A economista explica que há uma corrida de grande parte dos bancos centrais para controlar a inflação no cenário global e ao mesmo tempo há uma preocupação com a atividade econômica. Dessa forma, o impacto para o Brasil seria por meio do câmbio, que pode se desvalorizar ainda mais.
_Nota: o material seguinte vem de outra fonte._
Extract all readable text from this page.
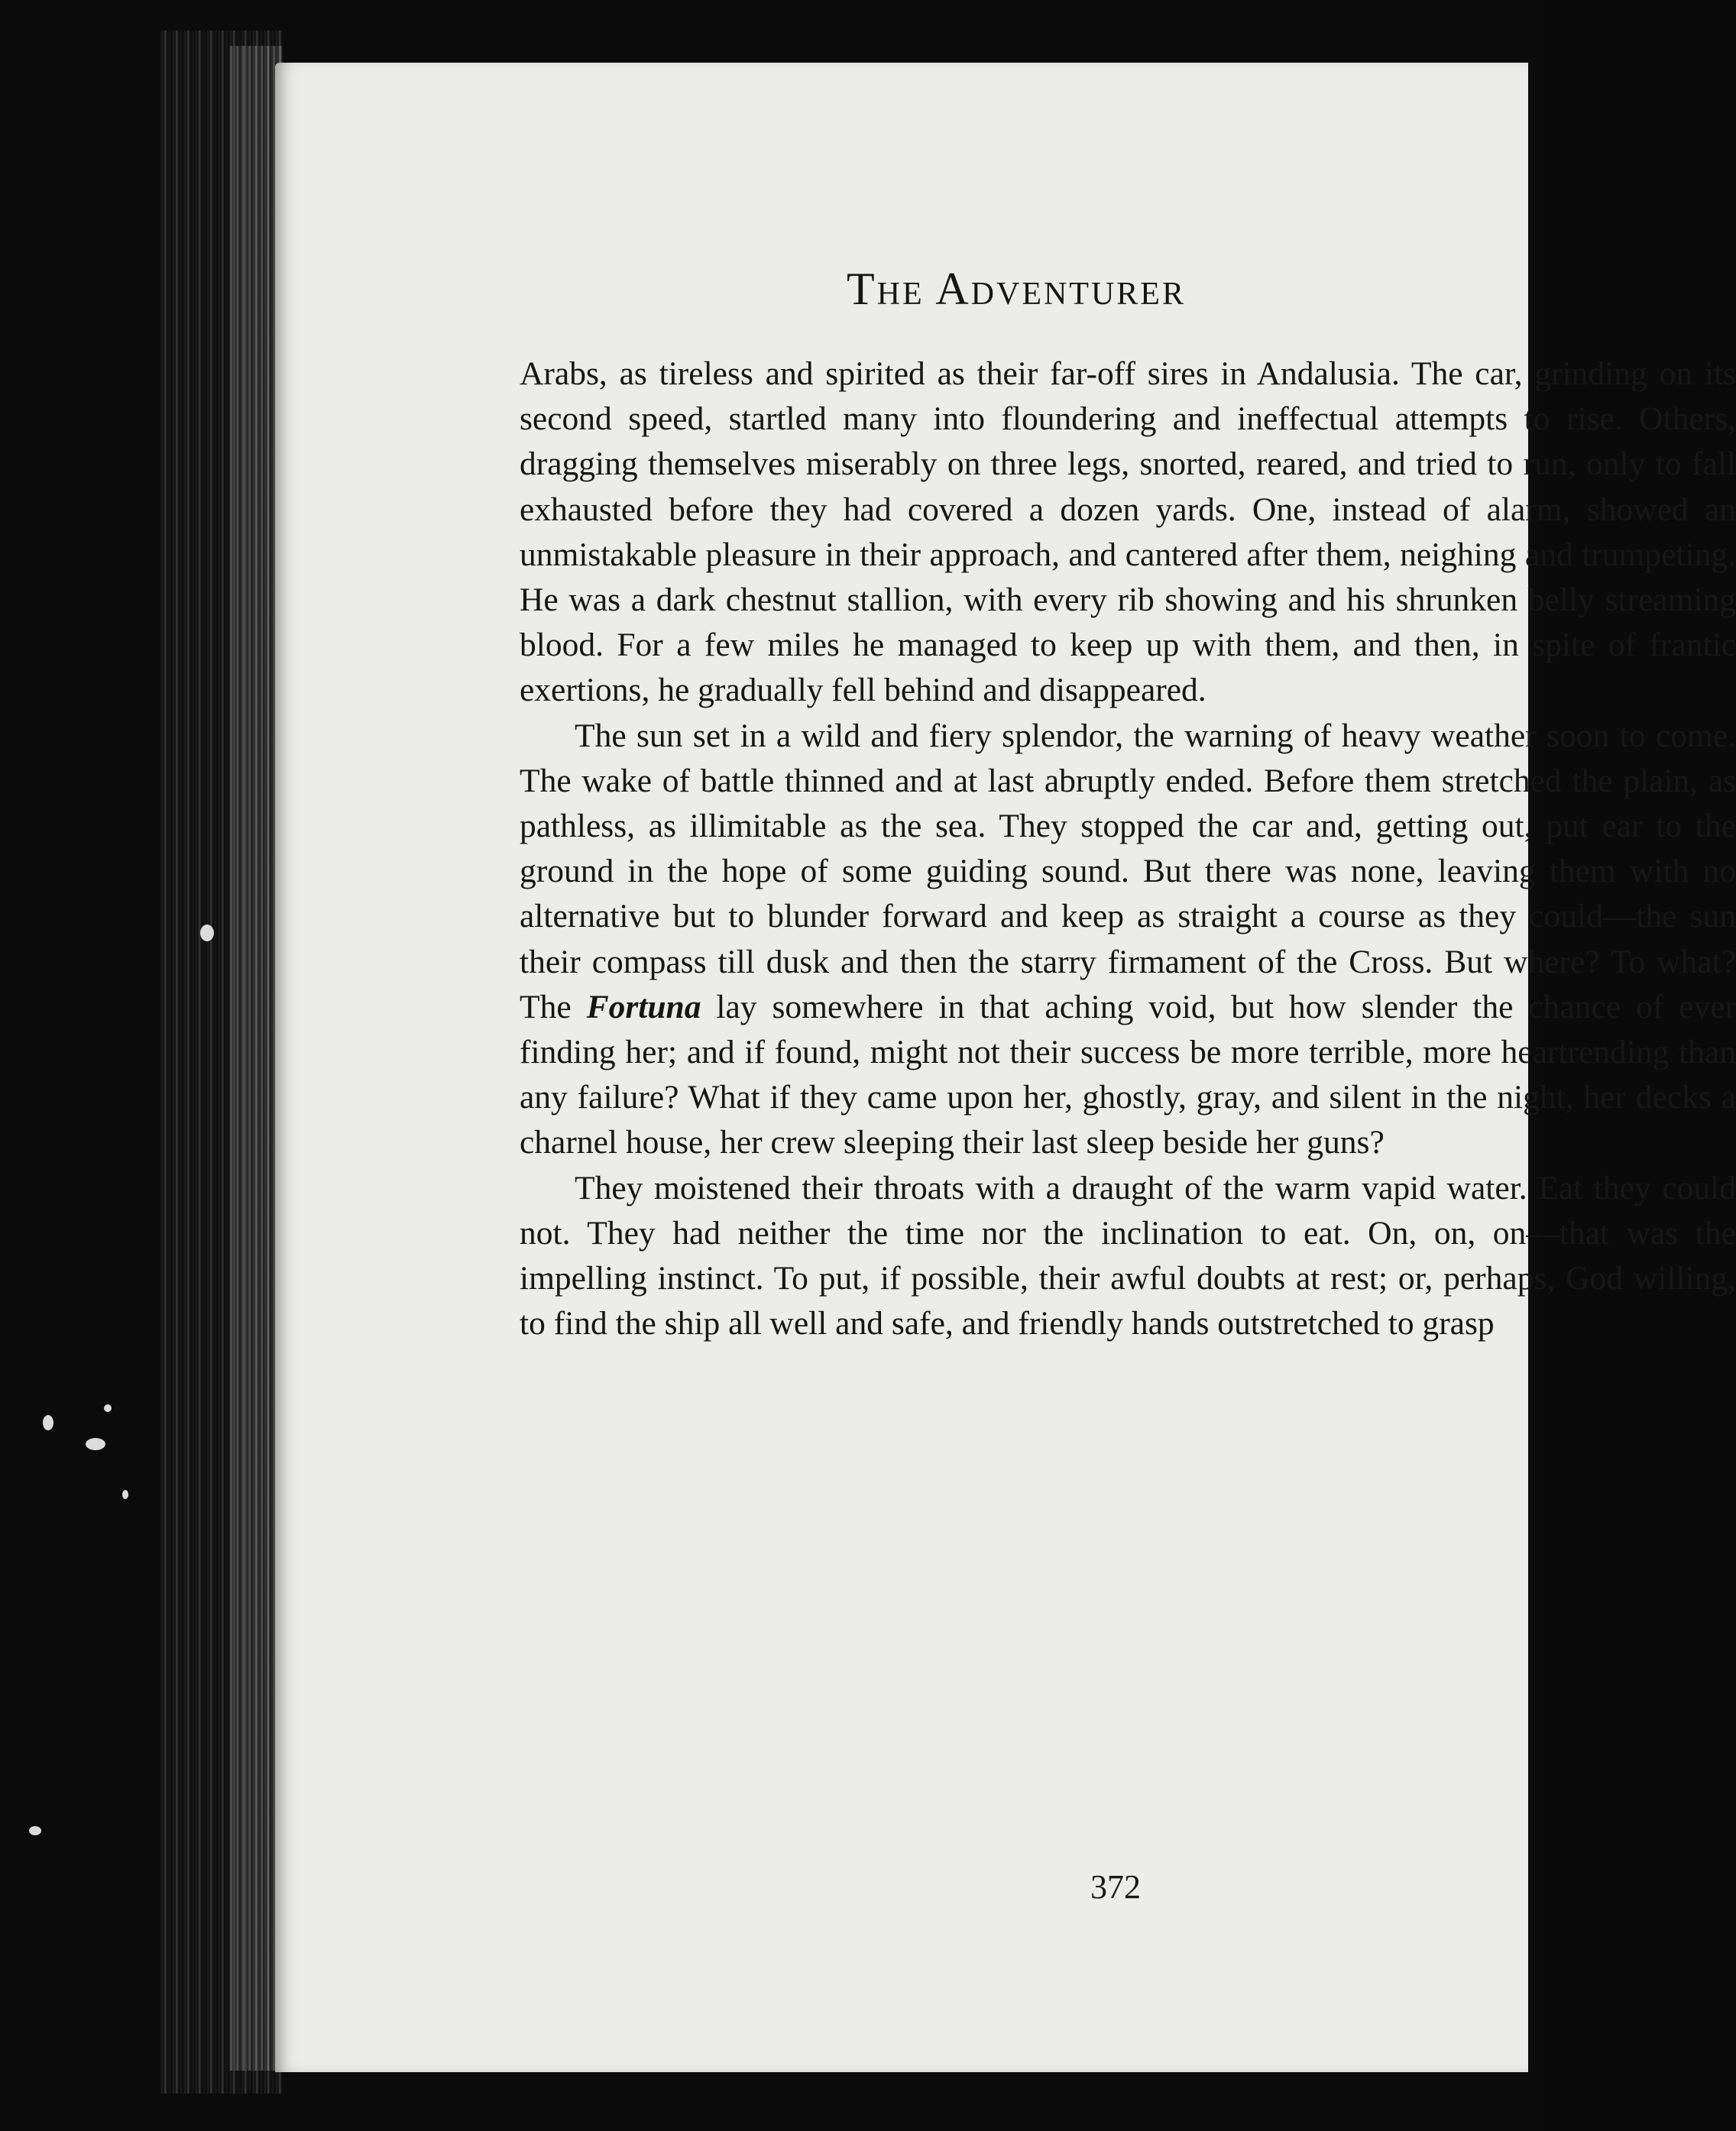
The Adventurer

Arabs, as tireless and spirited as their far-off sires in Andalusia. The car, grinding on its second speed, startled many into floundering and ineffectual attempts to rise. Others, dragging themselves miserably on three legs, snorted, reared, and tried to run, only to fall exhausted before they had covered a dozen yards. One, instead of alarm, showed an unmistakable pleasure in their approach, and cantered after them, neighing and trumpeting. He was a dark chestnut stallion, with every rib showing and his shrunken belly streaming blood. For a few miles he managed to keep up with them, and then, in spite of frantic exertions, he gradually fell behind and disappeared.

The sun set in a wild and fiery splendor, the warning of heavy weather soon to come. The wake of battle thinned and at last abruptly ended. Before them stretched the plain, as pathless, as illimitable as the sea. They stopped the car and, getting out, put ear to the ground in the hope of some guiding sound. But there was none, leaving them with no alternative but to blunder forward and keep as straight a course as they could—the sun their compass till dusk and then the starry firmament of the Cross. But where? To what? The Fortuna lay somewhere in that aching void, but how slender the chance of ever finding her; and if found, might not their success be more terrible, more heartrending than any failure? What if they came upon her, ghostly, gray, and silent in the night, her decks a charnel house, her crew sleeping their last sleep beside her guns?

They moistened their throats with a draught of the warm vapid water. Eat they could not. They had neither the time nor the inclination to eat. On, on, on—that was the impelling instinct. To put, if possible, their awful doubts at rest; or, perhaps, God willing, to find the ship all well and safe, and friendly hands outstretched to grasp

372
“Se o cenário global continuar com os bancos centrais tentando controlar a inflação, mas levando preocupação com a atividade econômica, a gente pode ver uma taxa de câmbio doméstica desvalorizando com o Real perdendo em relação ao dólar, é mais uma pressão para inflação”, diz Rocha.
Preços dos combustíveis
A discussão sobre as medidas para diminuir o preço dos combustíveis também traz algum nível de incerteza fiscal para as decisões do Banco Central.
Na segunda-feira, o Senado aprovou projeto que cria um teto de 17% para o ICMS com um mecanismo de compensação para a arrecadação dos estados.
Essa aprovação é parte de um objetivo do governo para reduzir o preço do diesel, gasolina e gás de cozinha, que envolve também zerar os impostos federais sobre gasolina e etanol, além de outras medidas.
Segundo Oreng, do Santander, a alta dos combustíveis pesa indiretamente nas decisões do BC. Ele explica que a autoridade monetária deve se preocupar com as expectativas de inflação e o impacto dessas possíveis alterações nos combustíveis podem aparecer nas análises.